@AC
Tea, thank you.
I think you misunderstand. Check my code again. The only object that gets stuff added to it is the single object I refer to as 'lib' within the function, or 'my_lib' outside (same object though). It represents a collection of objects which comprise a library - effectively it is my library - and by tacking them onto a single object it prevents cluttering the global namespace.
Though I didn't say it explicitly, the make_lib() function is called once only. It's defined as a function not so it can easily create loads of identical copies of the library, because that's pointless, but so that the clutter of defining many functions can be defined within, and stay within, a single (albeit massive) function. If I didn't do that then I'd be defining the functions in the global namespace which is exactly what I was trying to avoid.

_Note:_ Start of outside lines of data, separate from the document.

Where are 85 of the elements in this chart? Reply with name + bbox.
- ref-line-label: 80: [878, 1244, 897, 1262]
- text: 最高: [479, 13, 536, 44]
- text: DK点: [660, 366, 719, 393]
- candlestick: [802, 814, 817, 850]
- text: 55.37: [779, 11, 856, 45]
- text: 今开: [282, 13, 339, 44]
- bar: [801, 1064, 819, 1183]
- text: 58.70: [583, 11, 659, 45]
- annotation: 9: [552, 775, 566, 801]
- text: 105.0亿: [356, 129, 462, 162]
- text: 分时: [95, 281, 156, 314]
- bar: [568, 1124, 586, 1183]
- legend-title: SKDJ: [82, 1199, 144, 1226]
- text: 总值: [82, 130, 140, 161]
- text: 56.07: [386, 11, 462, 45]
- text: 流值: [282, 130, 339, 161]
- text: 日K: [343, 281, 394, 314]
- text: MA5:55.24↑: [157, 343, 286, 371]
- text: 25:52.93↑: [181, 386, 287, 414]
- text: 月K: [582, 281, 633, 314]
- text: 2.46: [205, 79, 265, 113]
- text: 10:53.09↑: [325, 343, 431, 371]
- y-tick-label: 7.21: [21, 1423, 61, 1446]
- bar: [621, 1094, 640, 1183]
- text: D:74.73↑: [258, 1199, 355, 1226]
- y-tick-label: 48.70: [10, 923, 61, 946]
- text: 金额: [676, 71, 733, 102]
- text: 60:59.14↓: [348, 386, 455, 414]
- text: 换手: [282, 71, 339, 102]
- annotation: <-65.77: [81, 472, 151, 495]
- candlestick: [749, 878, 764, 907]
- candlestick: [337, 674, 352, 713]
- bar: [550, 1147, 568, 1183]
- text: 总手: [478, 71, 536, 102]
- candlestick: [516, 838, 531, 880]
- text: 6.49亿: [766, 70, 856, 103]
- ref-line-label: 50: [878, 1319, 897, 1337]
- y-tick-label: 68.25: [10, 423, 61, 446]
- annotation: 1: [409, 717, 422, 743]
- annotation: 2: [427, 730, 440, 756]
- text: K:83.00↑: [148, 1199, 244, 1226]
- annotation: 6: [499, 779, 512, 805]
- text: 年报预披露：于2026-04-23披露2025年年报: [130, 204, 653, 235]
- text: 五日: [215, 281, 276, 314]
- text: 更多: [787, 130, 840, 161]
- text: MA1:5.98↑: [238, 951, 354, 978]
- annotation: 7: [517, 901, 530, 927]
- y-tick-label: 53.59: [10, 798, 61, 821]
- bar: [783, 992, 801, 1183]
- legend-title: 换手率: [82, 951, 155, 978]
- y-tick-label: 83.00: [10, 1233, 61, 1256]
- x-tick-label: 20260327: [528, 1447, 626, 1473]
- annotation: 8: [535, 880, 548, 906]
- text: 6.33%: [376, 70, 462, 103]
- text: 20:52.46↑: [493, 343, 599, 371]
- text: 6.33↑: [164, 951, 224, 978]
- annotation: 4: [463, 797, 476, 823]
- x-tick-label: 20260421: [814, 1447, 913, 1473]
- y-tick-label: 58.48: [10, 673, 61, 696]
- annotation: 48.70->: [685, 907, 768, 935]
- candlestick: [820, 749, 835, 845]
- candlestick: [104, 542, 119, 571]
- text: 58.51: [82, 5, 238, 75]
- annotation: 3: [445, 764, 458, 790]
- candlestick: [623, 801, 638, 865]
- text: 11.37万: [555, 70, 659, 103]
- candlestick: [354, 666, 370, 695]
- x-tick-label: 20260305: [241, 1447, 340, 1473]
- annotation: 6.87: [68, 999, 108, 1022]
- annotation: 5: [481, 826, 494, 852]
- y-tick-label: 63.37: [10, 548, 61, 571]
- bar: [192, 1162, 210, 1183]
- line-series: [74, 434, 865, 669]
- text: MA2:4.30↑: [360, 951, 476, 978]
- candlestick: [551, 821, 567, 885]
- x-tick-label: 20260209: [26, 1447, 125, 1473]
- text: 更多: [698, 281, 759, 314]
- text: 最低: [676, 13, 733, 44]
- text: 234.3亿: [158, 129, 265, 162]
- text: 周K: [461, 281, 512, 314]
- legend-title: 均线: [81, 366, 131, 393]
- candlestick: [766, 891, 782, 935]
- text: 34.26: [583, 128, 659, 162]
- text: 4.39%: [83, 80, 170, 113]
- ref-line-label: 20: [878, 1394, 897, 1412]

Prototypes aren't relevant here.
Put another way suppose I wanted to add a hundred functions to my app. I could just define them directly:
function add(a, b) { return a + b; }
function mult(p, q) { return p * q; }
function ... <etc, 98 more times>
Now I've added 100 names to the global namespace, and I can say:
var yy = add(3, 4)
which is pretty obvious, but my 100 definitions can clash with other people's work, or I could do this:
function make_lib() {
var lib = new Object();
lib.add = function(a, b) { return a + b; }
lib.mult = function(p, q) { return p * q; }
lib.... = function ... <etc, 98 more times>
return lib
}
I know have one (not 100) new object; that being the single function make_lib, and I instantiate it thus:
var my_lib = make_lib()
and use it thus:
var yy = lib.add(3, 4)
So, my question remains, is this a sufficient solution to David Wilkinson's namespace problem, and if not, where does it fail?